We are having NVIDIATesla V100-PCIE-32GB running SYS-1029GQ-TRT and for past few months we are facing the issue on VMs getting hung and it went to black screen and only option is to reboot the VM.
Below are the details of the machine
Remoting Solution / Method of connecting to VM = HP RGS (HP Remote Graphics Receiver)
Version or Release of Remoting Solution = 184.108.40.20600
Endpoint Client Information = Windows 10 x64 20h2
Number of displays / Display resolution = Single Display. (2560×1600)

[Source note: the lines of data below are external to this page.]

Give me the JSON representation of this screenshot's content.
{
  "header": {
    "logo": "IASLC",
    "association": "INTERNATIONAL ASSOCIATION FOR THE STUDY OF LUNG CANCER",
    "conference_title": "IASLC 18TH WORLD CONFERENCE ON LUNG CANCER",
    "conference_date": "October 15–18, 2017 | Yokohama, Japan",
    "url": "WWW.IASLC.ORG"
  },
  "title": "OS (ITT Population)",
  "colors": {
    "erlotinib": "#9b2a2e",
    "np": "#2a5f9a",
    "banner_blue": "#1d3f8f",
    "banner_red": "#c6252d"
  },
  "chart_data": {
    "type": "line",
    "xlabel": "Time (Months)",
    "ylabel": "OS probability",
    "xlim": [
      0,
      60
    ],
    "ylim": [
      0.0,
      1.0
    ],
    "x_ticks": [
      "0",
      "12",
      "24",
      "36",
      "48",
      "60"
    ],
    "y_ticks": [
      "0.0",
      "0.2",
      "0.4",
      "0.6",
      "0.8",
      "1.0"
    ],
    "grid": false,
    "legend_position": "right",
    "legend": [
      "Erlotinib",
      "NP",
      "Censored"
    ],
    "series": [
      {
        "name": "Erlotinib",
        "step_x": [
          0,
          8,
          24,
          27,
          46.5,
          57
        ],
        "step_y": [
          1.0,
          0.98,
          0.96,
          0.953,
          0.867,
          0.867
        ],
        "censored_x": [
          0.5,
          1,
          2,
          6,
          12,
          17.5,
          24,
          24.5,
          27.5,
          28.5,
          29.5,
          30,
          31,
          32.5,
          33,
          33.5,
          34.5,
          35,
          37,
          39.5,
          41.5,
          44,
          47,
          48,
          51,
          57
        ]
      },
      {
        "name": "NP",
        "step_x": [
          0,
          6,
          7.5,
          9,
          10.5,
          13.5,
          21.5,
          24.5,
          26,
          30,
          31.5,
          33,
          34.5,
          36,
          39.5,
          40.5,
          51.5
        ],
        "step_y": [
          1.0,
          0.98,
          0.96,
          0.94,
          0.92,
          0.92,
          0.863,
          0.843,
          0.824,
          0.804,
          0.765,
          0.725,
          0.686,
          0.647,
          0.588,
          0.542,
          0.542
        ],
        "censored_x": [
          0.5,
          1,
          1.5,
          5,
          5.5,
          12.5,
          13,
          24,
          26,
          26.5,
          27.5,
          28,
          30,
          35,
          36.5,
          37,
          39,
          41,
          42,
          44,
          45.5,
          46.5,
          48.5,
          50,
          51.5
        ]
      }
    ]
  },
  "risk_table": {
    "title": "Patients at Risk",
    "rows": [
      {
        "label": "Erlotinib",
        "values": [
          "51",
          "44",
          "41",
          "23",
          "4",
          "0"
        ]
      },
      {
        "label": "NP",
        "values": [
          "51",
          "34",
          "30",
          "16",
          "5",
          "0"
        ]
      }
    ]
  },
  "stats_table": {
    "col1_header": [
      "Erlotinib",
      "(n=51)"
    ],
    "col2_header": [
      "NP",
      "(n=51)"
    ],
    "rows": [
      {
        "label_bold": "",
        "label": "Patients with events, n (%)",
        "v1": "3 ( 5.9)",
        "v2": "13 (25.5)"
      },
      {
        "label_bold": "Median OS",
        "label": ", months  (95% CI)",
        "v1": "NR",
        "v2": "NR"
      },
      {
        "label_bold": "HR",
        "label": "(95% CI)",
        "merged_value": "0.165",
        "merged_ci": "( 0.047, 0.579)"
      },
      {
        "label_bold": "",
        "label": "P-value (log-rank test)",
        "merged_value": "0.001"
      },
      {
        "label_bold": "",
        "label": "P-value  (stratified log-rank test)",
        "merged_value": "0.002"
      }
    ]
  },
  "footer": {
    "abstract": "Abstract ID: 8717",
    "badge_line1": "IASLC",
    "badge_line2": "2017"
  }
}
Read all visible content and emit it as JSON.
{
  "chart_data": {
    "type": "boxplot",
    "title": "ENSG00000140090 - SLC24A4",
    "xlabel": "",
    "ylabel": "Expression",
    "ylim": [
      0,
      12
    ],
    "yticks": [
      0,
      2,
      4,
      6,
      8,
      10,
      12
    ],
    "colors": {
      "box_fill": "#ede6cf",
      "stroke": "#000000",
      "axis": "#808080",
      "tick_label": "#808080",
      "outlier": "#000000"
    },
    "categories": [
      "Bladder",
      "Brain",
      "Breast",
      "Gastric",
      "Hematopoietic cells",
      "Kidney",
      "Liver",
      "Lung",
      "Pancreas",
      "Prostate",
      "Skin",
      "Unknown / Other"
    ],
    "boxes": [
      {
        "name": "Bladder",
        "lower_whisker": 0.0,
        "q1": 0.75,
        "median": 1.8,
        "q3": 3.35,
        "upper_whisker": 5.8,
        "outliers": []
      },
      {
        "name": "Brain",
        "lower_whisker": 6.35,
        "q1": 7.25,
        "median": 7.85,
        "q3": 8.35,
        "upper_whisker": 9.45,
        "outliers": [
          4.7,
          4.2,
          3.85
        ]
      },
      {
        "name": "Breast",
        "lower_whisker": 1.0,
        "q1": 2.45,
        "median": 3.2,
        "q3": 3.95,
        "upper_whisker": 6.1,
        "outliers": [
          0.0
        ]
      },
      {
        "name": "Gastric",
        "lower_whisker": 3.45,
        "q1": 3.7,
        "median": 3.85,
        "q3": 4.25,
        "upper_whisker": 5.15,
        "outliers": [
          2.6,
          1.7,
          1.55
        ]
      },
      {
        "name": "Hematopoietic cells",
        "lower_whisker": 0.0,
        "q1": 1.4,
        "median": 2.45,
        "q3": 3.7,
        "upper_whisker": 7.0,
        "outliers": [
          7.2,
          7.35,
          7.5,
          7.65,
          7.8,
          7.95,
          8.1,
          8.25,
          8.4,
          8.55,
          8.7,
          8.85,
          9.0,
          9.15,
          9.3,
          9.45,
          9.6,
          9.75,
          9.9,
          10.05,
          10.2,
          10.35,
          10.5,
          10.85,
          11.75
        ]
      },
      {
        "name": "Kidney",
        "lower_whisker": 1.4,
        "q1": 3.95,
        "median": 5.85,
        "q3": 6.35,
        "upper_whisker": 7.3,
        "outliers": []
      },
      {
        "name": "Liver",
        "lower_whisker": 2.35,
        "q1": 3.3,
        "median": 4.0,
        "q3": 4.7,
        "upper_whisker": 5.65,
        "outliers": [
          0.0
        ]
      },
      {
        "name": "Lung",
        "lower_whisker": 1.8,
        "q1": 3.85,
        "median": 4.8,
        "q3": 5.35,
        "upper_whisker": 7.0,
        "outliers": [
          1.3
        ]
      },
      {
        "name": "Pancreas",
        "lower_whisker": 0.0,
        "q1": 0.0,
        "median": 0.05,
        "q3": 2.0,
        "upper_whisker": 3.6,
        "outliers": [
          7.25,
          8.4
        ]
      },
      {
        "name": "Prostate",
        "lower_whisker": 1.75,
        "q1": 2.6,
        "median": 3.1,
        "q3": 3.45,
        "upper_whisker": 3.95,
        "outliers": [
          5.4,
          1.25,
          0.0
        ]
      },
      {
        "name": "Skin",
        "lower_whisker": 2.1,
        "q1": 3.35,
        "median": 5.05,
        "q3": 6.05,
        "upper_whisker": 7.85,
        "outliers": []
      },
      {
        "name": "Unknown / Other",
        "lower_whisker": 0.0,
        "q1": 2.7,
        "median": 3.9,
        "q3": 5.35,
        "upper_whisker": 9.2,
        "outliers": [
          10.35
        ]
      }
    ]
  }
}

Type (Thin, Fat, Mobile Client) = Thin
NVIDIA analyzed the logs and noticed the error NVOS status 0x19 is repeated multiple time with VGPU message 21, VGPU message 52 . This is known issue – 5.11. 11.0 Only: Failure to allocate resources causes VM failures or crashes and got resolved in vGPU Software 11.1 . There are some Xid 43 and Timeout detection and recovery (TDR) errors also seen in logs but they can be side effect of this main issue. So go ahead and install latest vGPU Software 11.5 on both esxi host and guests/VMs. You will find drivers at – https://ui.licensing.nvidia.com/software .After updating the driver , issue got fixed.